In March 2018, the Florida Legislature passed a bill titled the Marjory Stoneman Douglas High School Public Safety Act. It raises the minimum age for buying firearms to 21, establishes waiting periods and background checks, provides a program for the arming of some teachers and the hiring of school police, bans bump stocks, and bars potentially violent or mentally unhealthy people arrested under certain laws from possessing guns. In all, it allocates around $400 million. The governor signed the bill into law on March 9. He commented, "To the students of Marjory Stoneman Douglas High School, you made your voices heard. You didn't let up and you fought until there was change."

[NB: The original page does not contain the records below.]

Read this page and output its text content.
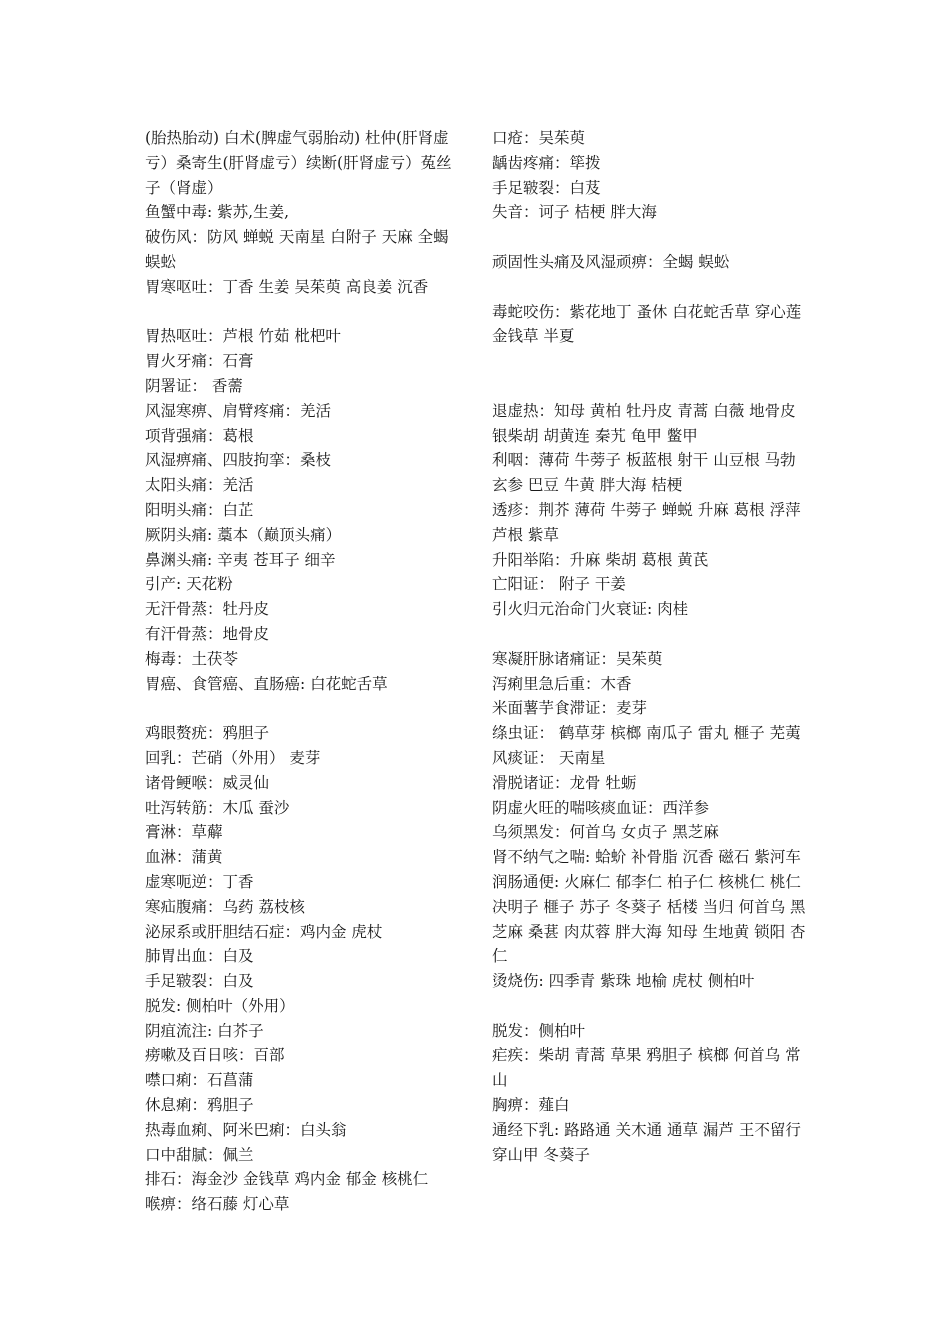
(胎热胎动) 白术(脾虚气弱胎动) 杜仲(肝肾虚亏）桑寄生(肝肾虚亏）续断(肝肾虚亏）菟丝子（肾虚）
鱼蟹中毒: 紫苏,生姜,
破伤风：防风 蝉蜕 天南星 白附子 天麻 全蝎 蜈蚣
胃寒呕吐：丁香 生姜 吴茱萸 高良姜 沉香
胃热呕吐：芦根 竹茹 枇杷叶
胃火牙痛：石膏
阴署证： 香薷
风湿寒痹、肩臂疼痛：羌活
项背强痛：葛根
风湿痹痛、四肢拘挛：桑枝
太阳头痛：羌活
阳明头痛：白芷
厥阴头痛: 藁本（巅顶头痛）
鼻渊头痛: 辛夷 苍耳子 细辛
引产: 天花粉
无汗骨蒸：牡丹皮
有汗骨蒸：地骨皮
梅毒：土茯苓
胃癌、食管癌、直肠癌: 白花蛇舌草
鸡眼赘疣：鸦胆子
回乳：芒硝（外用） 麦芽
诸骨鲠喉：威灵仙
吐泻转筋：木瓜 蚕沙
膏淋：草薢
血淋：蒲黄
虚寒呃逆：丁香
寒疝腹痛：乌药 荔枝核
泌尿系或肝胆结石症：鸡内金 虎杖
肺胃出血：白及
手足皲裂：白及
脱发: 侧柏叶（外用）
阴疽流注: 白芥子
痨嗽及百日咳：百部
噤口痢：石菖蒲
休息痢：鸦胆子
热毒血痢、阿米巴痢：白头翁
口中甜腻：佩兰
排石：海金沙 金钱草 鸡内金 郁金 核桃仁
喉痹：络石藤 灯心草
口疮：吴茱萸
龋齿疼痛：筚拨
手足皲裂：白芨
失音：诃子 桔梗 胖大海
顽固性头痛及风湿顽痹：全蝎 蜈蚣
毒蛇咬伤：紫花地丁 蚤休 白花蛇舌草 穿心莲 金钱草 半夏
退虚热：知母 黄柏 牡丹皮 青蒿 白薇 地骨皮 银柴胡 胡黄连 秦艽 龟甲 鳖甲
利咽：薄荷 牛蒡子 板蓝根 射干 山豆根 马勃 玄参 巴豆 牛黄 胖大海 桔梗
透疹：荆芥 薄荷 牛蒡子 蝉蜕 升麻 葛根 浮萍 芦根 紫草
升阳举陷：升麻 柴胡 葛根 黄芪
亡阳证： 附子 干姜
引火归元治命门火衰证: 肉桂
寒凝肝脉诸痛证：吴茱萸
泻痢里急后重：木香
米面薯芋食滞证：麦芽
绦虫证： 鹤草芽 槟榔 南瓜子 雷丸 榧子 芜荑
风痰证： 天南星
滑脱诸证：龙骨 牡蛎
阴虚火旺的喘咳痰血证：西洋参
乌须黑发：何首乌 女贞子 黑芝麻
肾不纳气之喘: 蛤蚧 补骨脂 沉香 磁石 紫河车
润肠通便: 火麻仁 郁李仁 柏子仁 核桃仁 桃仁 决明子 榧子 苏子 冬葵子 栝楼 当归 何首乌 黑芝麻 桑葚 肉苁蓉 胖大海 知母 生地黄 锁阳 杏仁
烫烧伤: 四季青 紫珠 地榆 虎杖 侧柏叶
脱发：侧柏叶
疟疾：柴胡 青蒿 草果 鸦胆子 槟榔 何首乌 常山
胸痹：薤白
通经下乳: 路路通 关木通 通草 漏芦 王不留行 穿山甲 冬葵子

Departure from March for Our Lives

On September 19, 2018, Kasky announced his decision to leave March for Our Lives in an interview with Fox News Radio. He expressed regret for some of his past actions, including confronting Rubio at the "Stand Up" town hall session and saying the name of the Parkland shooter aloud in his question to Rubio. However, Kasky said his decision to leave March for Our Lives was not due to a change of heart or political views. Instead, he wants to take responsibility for his actions and encourages others to seek mental health services when necessary. Moving past March for Our Lives, Kasky is working on improving himself personally and a new podcast, "Cameron Knows Nothing".

Reactions

In The New Yorker, journalist Evan Osnos singled out Kasky's direct questioning of Marco Rubio at the CNN town hall as significant and as something no journalist had ever been able to do. People magazine stated that as founder of the #NeverAgain movement, and despite death threats from NRA supporters, "Kasky has committed himself to advancing legislative changes that will make it more difficult for people to get guns, and in the process, has helped inspire advocacy around the cause".

Politics

Kasky endorsed Andrew Yang in the 2020 Democratic Party presidential primaries, claiming to be "very tired of... the same nonsense that’s been failing the American people for generations. Yang is offering up solutions that change the game." Upon Yang dropping out, Kasky threw his support behind Bernie Sanders.